Siapkah kita menghadapinya?
Beralihnya model pemerintahan Turki
Ustmani (pemerintahan Islam terakhir) menjadi Republik Turki pada tahun 1924 M yang
menyebabkan semakin merosotnya kedigdayaan Islam membuat umat Islam sangat
membutuhkan seorang tokoh yang cerdas, berpikiran tajam, berkeyakinan kuat
serta memiliki perasaan yang peka dan tekad baja. Disamping itu, tokoh yang
ditunggu adalah seorang yang memiliki sensivitas terhadap kondisi masyarakat
yang dihadapinya, mampu mengidentifikasikan dan menganalisa apa yang sebenarnya
terjadi, serta dapat memberikan solusi atas problematika kontemporer yang sedang
dihadapi. Ia haruslah sosok penyabar yang bisa melayani umat kapanpun
dibutuhkan dan memberikan arahan jika diperlukan. Sebut saja Nabi Sulaiman as.,
Rasulullah SAW, Duo Umar, kemudian Sang Penakluk Imperium Romawi terbaik yang
pasukannya adalah pasukan terbaik pula.
Dimana kita mendapatkan pemimpin yang seperti ini. Akankah kita terhempas
globalisasi atau kita yang mengendalikan globalisasi?

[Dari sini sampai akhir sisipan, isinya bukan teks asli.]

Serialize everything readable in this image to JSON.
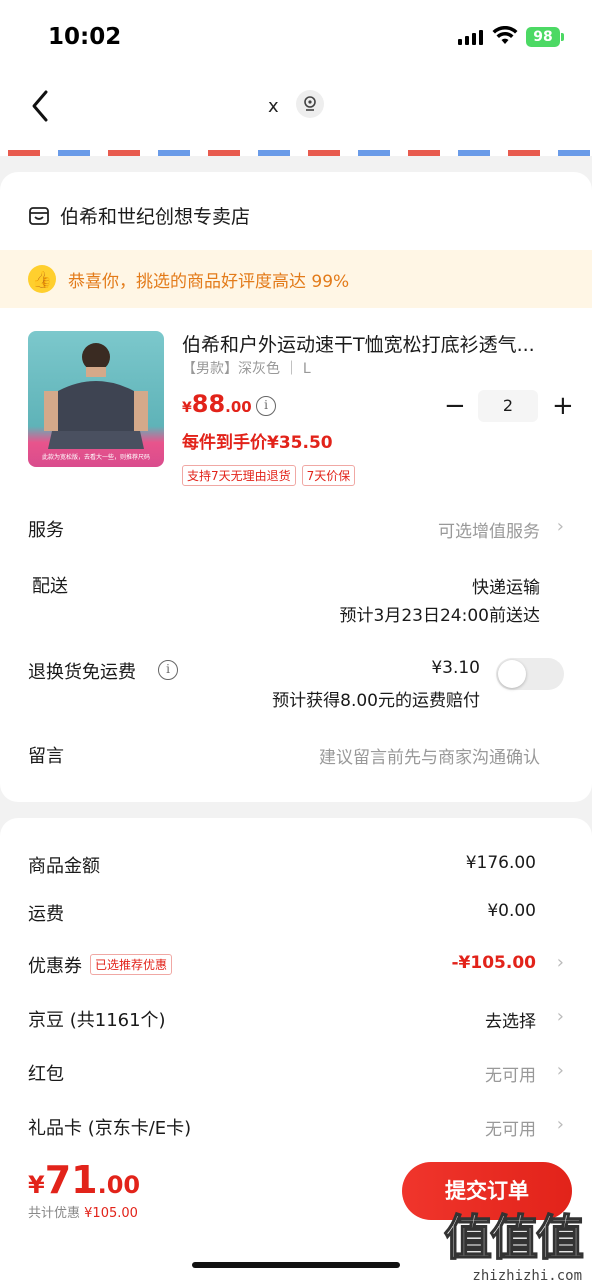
{
  "status_bar": {
    "time": "10:02",
    "battery": "98"
  },
  "nav": {
    "close_label": "x"
  },
  "shop": {
    "name": "伯希和世纪创想专卖店"
  },
  "praise": {
    "text": "恭喜你，挑选的商品好评度高达 99%"
  },
  "product": {
    "image_caption": "此款为宽松版，去看大一些，则推荐尺码",
    "title": "伯希和户外运动速干T恤宽松打底衫透气...",
    "spec": "【男款】深灰色 ｜ L",
    "price_currency": "¥",
    "price_int": "88",
    "price_dec": ".00",
    "quantity": "2",
    "unit_price_text": "每件到手价¥35.50",
    "tags": [
      "支持7天无理由退货",
      "7天价保"
    ]
  },
  "rows": {
    "service": {
      "label": "服务",
      "value": "可选增值服务"
    },
    "delivery": {
      "label": "配送",
      "method": "快递运输",
      "eta": "预计3月23日24:00前送达"
    },
    "return_shipping": {
      "label": "退换货免运费",
      "price": "¥3.10",
      "note": "预计获得8.00元的运费赔付",
      "enabled": false
    },
    "message": {
      "label": "留言",
      "placeholder": "建议留言前先与商家沟通确认"
    }
  },
  "summary": {
    "goods_amount": {
      "label": "商品金额",
      "value": "¥176.00"
    },
    "shipping_fee": {
      "label": "运费",
      "value": "¥0.00"
    },
    "coupon": {
      "label": "优惠券",
      "badge": "已选推荐优惠",
      "value": "-¥105.00"
    },
    "jingdou": {
      "label": "京豆 (共1161个)",
      "value": "去选择"
    },
    "red_packet": {
      "label": "红包",
      "value": "无可用"
    },
    "gift_card": {
      "label": "礼品卡 (京东卡/E卡)",
      "value": "无可用"
    }
  },
  "bottom": {
    "total_currency": "¥",
    "total_int": "71",
    "total_dec": ".00",
    "discount_label": "共计优惠",
    "discount_value": "¥105.00",
    "submit_label": "提交订单"
  },
  "watermark": {
    "logo": "值值值",
    "url": "zhizhizhi.com"
  },
  "colors": {
    "accent": "#e2231a",
    "praise_text": "#e37b1a",
    "praise_bg": "#fff6e5"
  }
}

Menjawab tantangan masa depan seperti
ini, maka terlebih dahulu kita harus berani untuk menjadi bagian dari solusi
atas permasalahan global yang tengah melanda umat ini. Karena pilihannya hanya ada
dua: terbawa arus atau membangun arus baru. Bila telah memutuskan untuk
mengikuti arus maka bersiap-siaplah untuk terhempas sewaktu-waktu sebagaimana
negara-negara barat yang sesungguhnya rapuh namun tertutupi dengan topeng
hedonisme dan ke-glamor-annya, kini peradaban Barat itu tengah menunggu
kejatuhannya. Tapi bila kita menciptakan arus baru, maka bersiap-siap pula
untuk mengerahkan seluruh kemampuan untuk membangun peta global (mapping global) yang baru sehingga perfeksionisme Islam menjadi trendsetter
peradaban.
Mengikuti arus (mainstream) jelas memang
menjadi target dari musuh-musuh Islam untuk menjebak umat Islam mengikuti
mereka, “Mereka tidak henti-hentinya memerangi kamu
sampai mereka (dapat) mengembalikan kamu dari agamamu (kepada kekafiran),
seandainya mereka sanggup. Barangsiapa yang murtad di antara kamu dari
agamanya, lalu dia mati dalam kekafiran, maka mereka itulah yang sia-sia
amalannya di dunia dan di akhirat, dan mereka itulah penghuni neraka, mereka
kekal di dalamnya.” (Qs. Al Baqarah: 217).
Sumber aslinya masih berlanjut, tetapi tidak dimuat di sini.